Plowing gamely through the first two books – Dead Man’s Walk and Comanche Moon turned out to be a bit of a disconcerting experience, as I keep running across names, historic characters and incidents of Texas history but as if someone had jumbled them all together in a small box, and then emptied them out in random order, omitted some pivotal incidents and people, exaggerated others for effect, and now and again threw in something completely bizarre, just rang off-key for me. The real Buffalo Hump wasn’t a hunchback, if the description of him at Meusebach’s peace conference is anything to go by. The real Bigfoot Wallace lived to die of ripe old age; he drew life from a jar of dried beans in Mexican captivity … which incident happened to the survivors of the Meir expedition, not the Texan attempt to take Santa Fe a few years later. Austin was never raided, looted and burned over by a Comanche raiding party – that happened to Linnville, in 1840 – and the aftermath of that involved a massed force of Rangers, local militia and volunteers giving as good as they got in the Plum Creek fight. And there really was a formidible whore nick-named “The Great Western”, so it all makes me wonder why McMurtry needed to make anything up, when what really happened historically would have made at least as much of a good story. And it is a bit of puzzlement, wondering how the early Rangers in the first two books are pretty consistently pictured as being neophytes, hopeless little golden carp in a sea of hungry sharks – a tasty mouthful for every passing predator … which reminds me of the character who was neatly scalped of all of his hair by Buffalo Hump going past at a gallop. I’m almost sure scalping someone took a little bit more than a single swipe with a knife from horseback, although if anyone had perfected the art of a ride-by scalping, it would have been the Comanche.

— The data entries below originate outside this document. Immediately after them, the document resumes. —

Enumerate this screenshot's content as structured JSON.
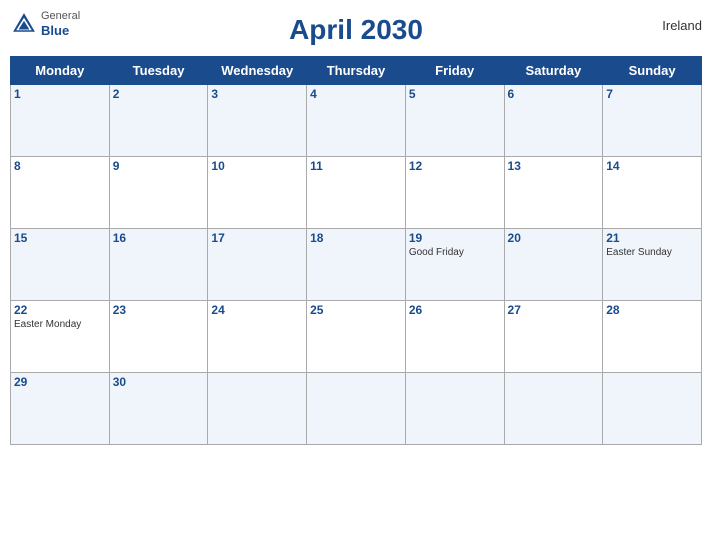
{
  "header": {
    "title": "April 2030",
    "country": "Ireland",
    "logo": {
      "general": "General",
      "blue": "Blue"
    }
  },
  "weekdays": [
    "Monday",
    "Tuesday",
    "Wednesday",
    "Thursday",
    "Friday",
    "Saturday",
    "Sunday"
  ],
  "weeks": [
    [
      {
        "day": 1,
        "event": ""
      },
      {
        "day": 2,
        "event": ""
      },
      {
        "day": 3,
        "event": ""
      },
      {
        "day": 4,
        "event": ""
      },
      {
        "day": 5,
        "event": ""
      },
      {
        "day": 6,
        "event": ""
      },
      {
        "day": 7,
        "event": ""
      }
    ],
    [
      {
        "day": 8,
        "event": ""
      },
      {
        "day": 9,
        "event": ""
      },
      {
        "day": 10,
        "event": ""
      },
      {
        "day": 11,
        "event": ""
      },
      {
        "day": 12,
        "event": ""
      },
      {
        "day": 13,
        "event": ""
      },
      {
        "day": 14,
        "event": ""
      }
    ],
    [
      {
        "day": 15,
        "event": ""
      },
      {
        "day": 16,
        "event": ""
      },
      {
        "day": 17,
        "event": ""
      },
      {
        "day": 18,
        "event": ""
      },
      {
        "day": 19,
        "event": "Good Friday"
      },
      {
        "day": 20,
        "event": ""
      },
      {
        "day": 21,
        "event": "Easter Sunday"
      }
    ],
    [
      {
        "day": 22,
        "event": "Easter Monday"
      },
      {
        "day": 23,
        "event": ""
      },
      {
        "day": 24,
        "event": ""
      },
      {
        "day": 25,
        "event": ""
      },
      {
        "day": 26,
        "event": ""
      },
      {
        "day": 27,
        "event": ""
      },
      {
        "day": 28,
        "event": ""
      }
    ],
    [
      {
        "day": 29,
        "event": ""
      },
      {
        "day": 30,
        "event": ""
      },
      {
        "day": null,
        "event": ""
      },
      {
        "day": null,
        "event": ""
      },
      {
        "day": null,
        "event": ""
      },
      {
        "day": null,
        "event": ""
      },
      {
        "day": null,
        "event": ""
      }
    ]
  ],
  "colors": {
    "header_bg": "#1a4b8c",
    "header_text": "#ffffff",
    "day_number": "#1a4b8c"
  }
}
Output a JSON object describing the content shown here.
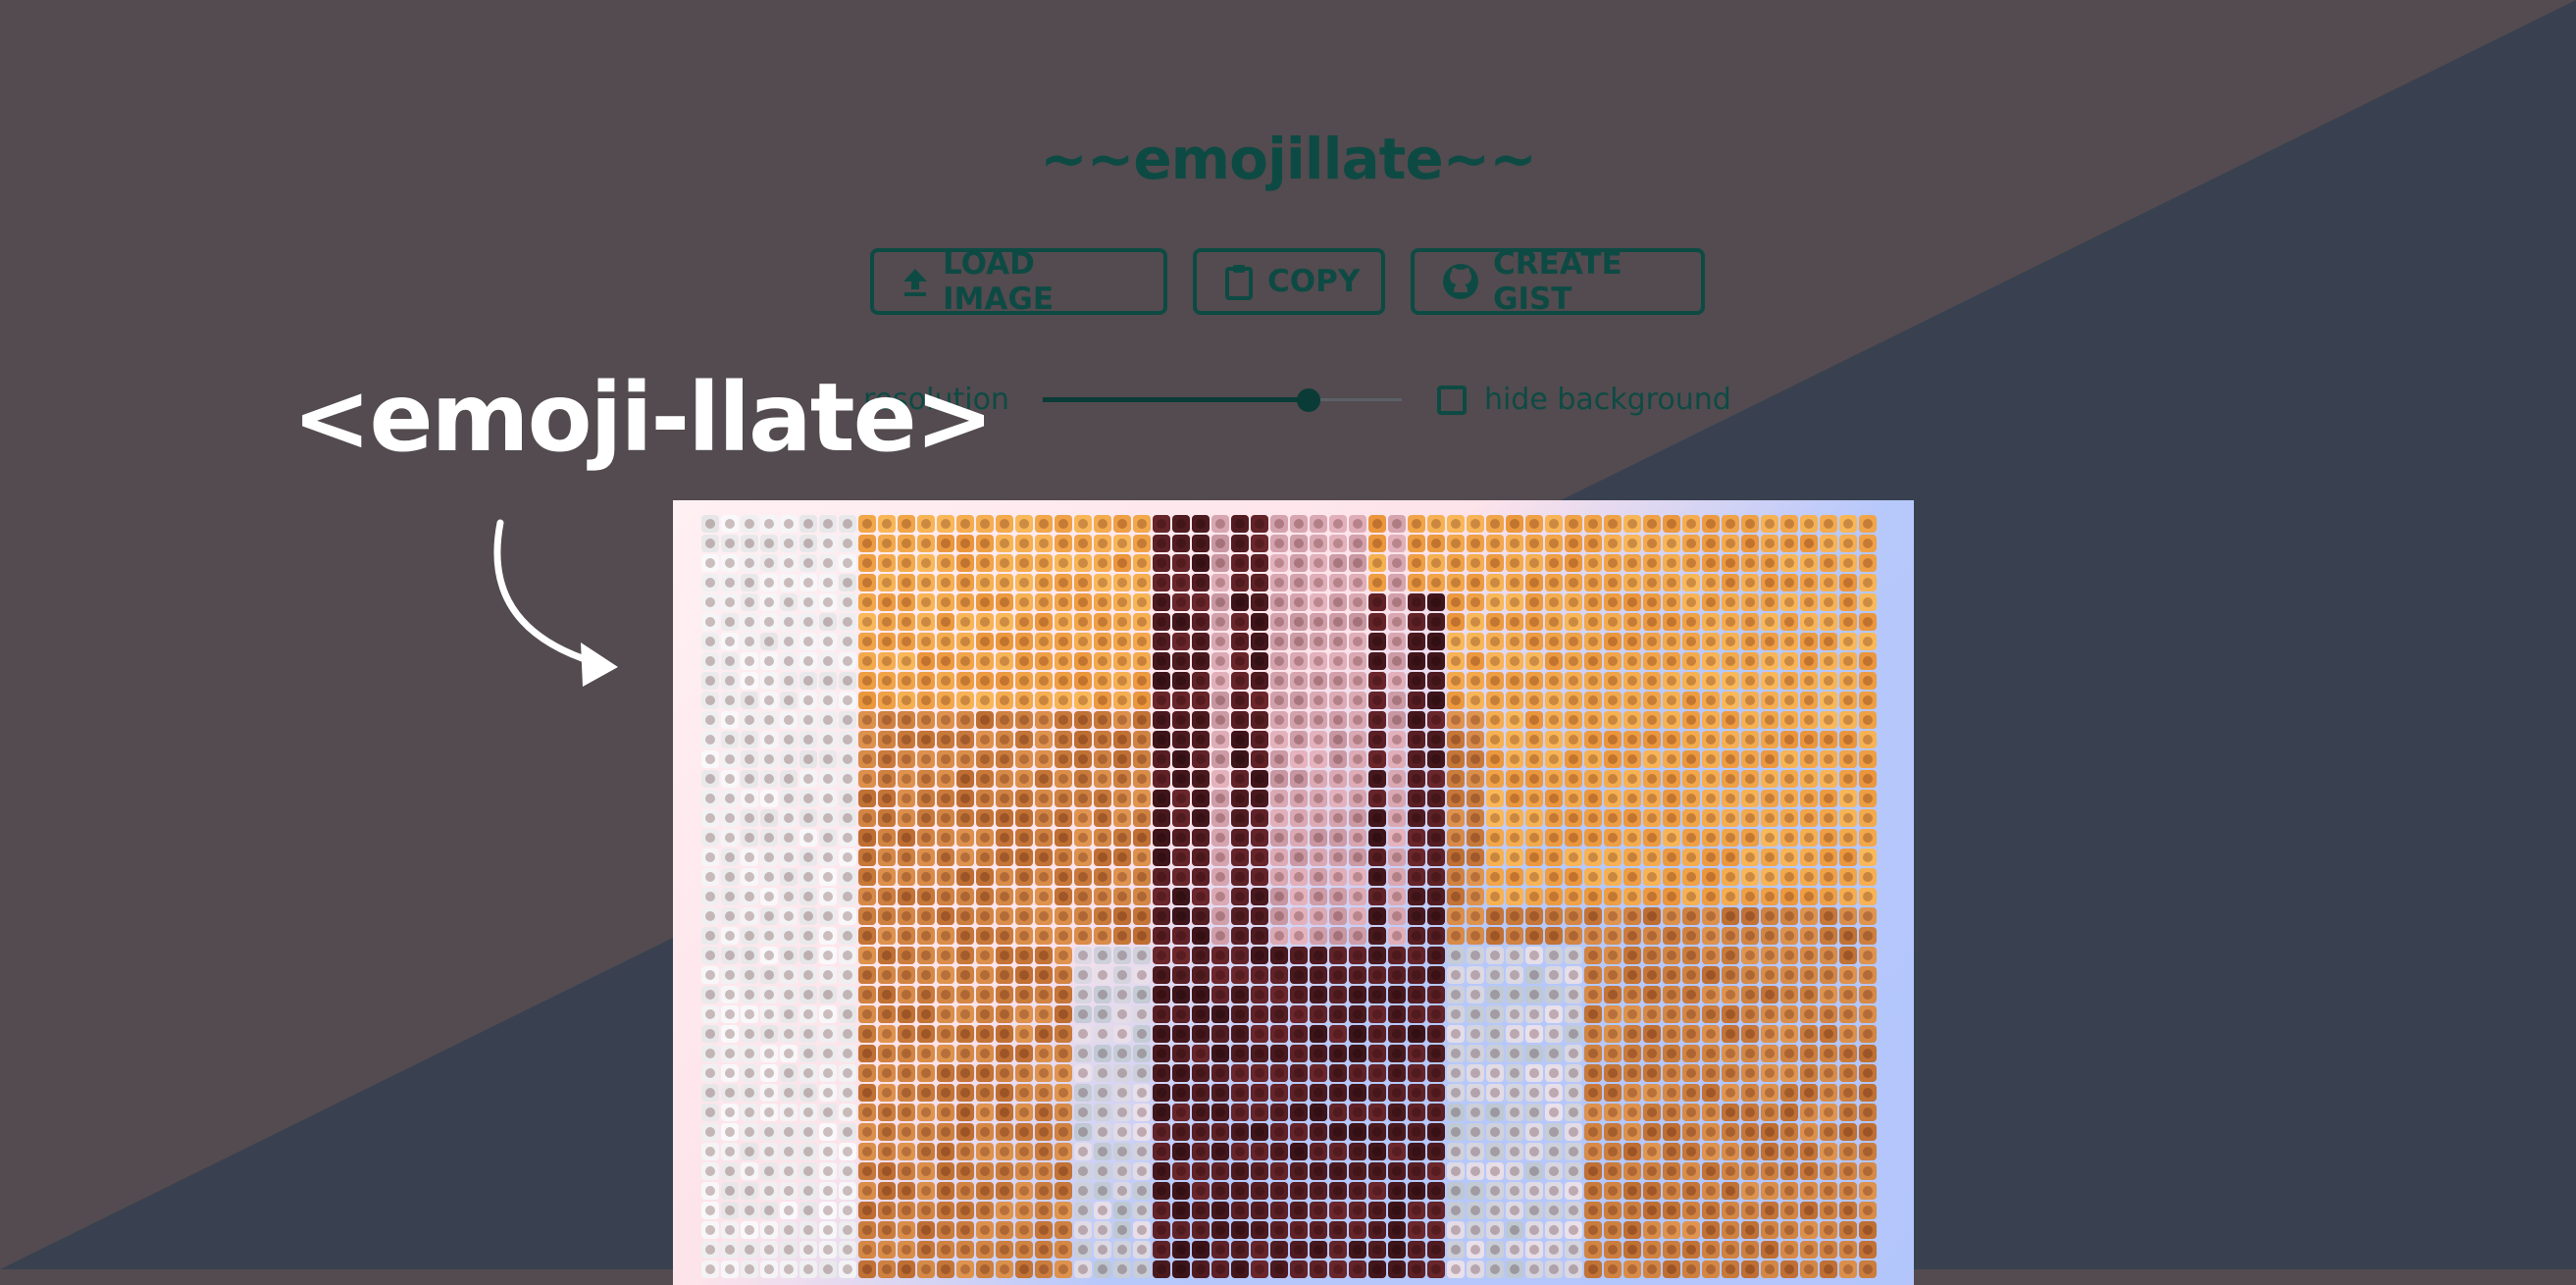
{
  "app": {
    "title": "~~emojillate~~",
    "tag_label": "<emoji-llate>"
  },
  "toolbar": {
    "load_label": "LOAD IMAGE",
    "copy_label": "COPY",
    "gist_label": "CREATE GIST",
    "load_icon": "upload-icon",
    "copy_icon": "clipboard-icon",
    "gist_icon": "github-icon"
  },
  "controls": {
    "resolution_label": "resolution",
    "resolution_value_fraction": 0.74,
    "hide_background_label": "hide background",
    "hide_background_checked": false
  },
  "colors": {
    "background_dark": "#534b4f",
    "background_slate": "#394150",
    "accent": "#0e4a44",
    "tag_text": "#ffffff"
  },
  "mosaic": {
    "description_icon": "emoji-mosaic-image"
  }
}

It sounded a bit improbable to me, anyway – and the hapless recipient of it appearing to be as disposable as any of the red-shirted crewmen on Star Trek, beaming down to an alien planet and being killed in the first act. And that sort of disposing of a character, and other characters, and having characters appear and disappear, and such strange and improbable turns of the plot, such as having a naked English noblewoman with leprosy and a pet snake sing a Verdi aria to bluff a party of hostile Indian warriors into letting a our heroes pass by … well, that was just too television for words, and I came to that realization with a certain shock of recognition. I know they’ve made the books into movies, or into miniseries, and that’s more right than readers and watchers could possibly have known – because it is more like one of the old television westerns than has been along in years! A jumble of historical events and happenstances, check – interminable, episodic adventures – check. Handful of basic, easily identifiable characters – check – some vicious and inscrutable villains (some of them with baroque torture chambers and suitable evil henchmen) – check. Rotating stable of supporting characters, and endless supply of disposable extras – check and check again. And a disconcerting tendency for certain startling shifts in the cast to occur between seasons …or between books . . . or even chapters within books. And there you go – it’s a TV western writ large; no wonder the Lonesome Dove cycle has so many fans. Having come to this conclusion, I may try again, sometime soon … but then again – when is Bridezillas on?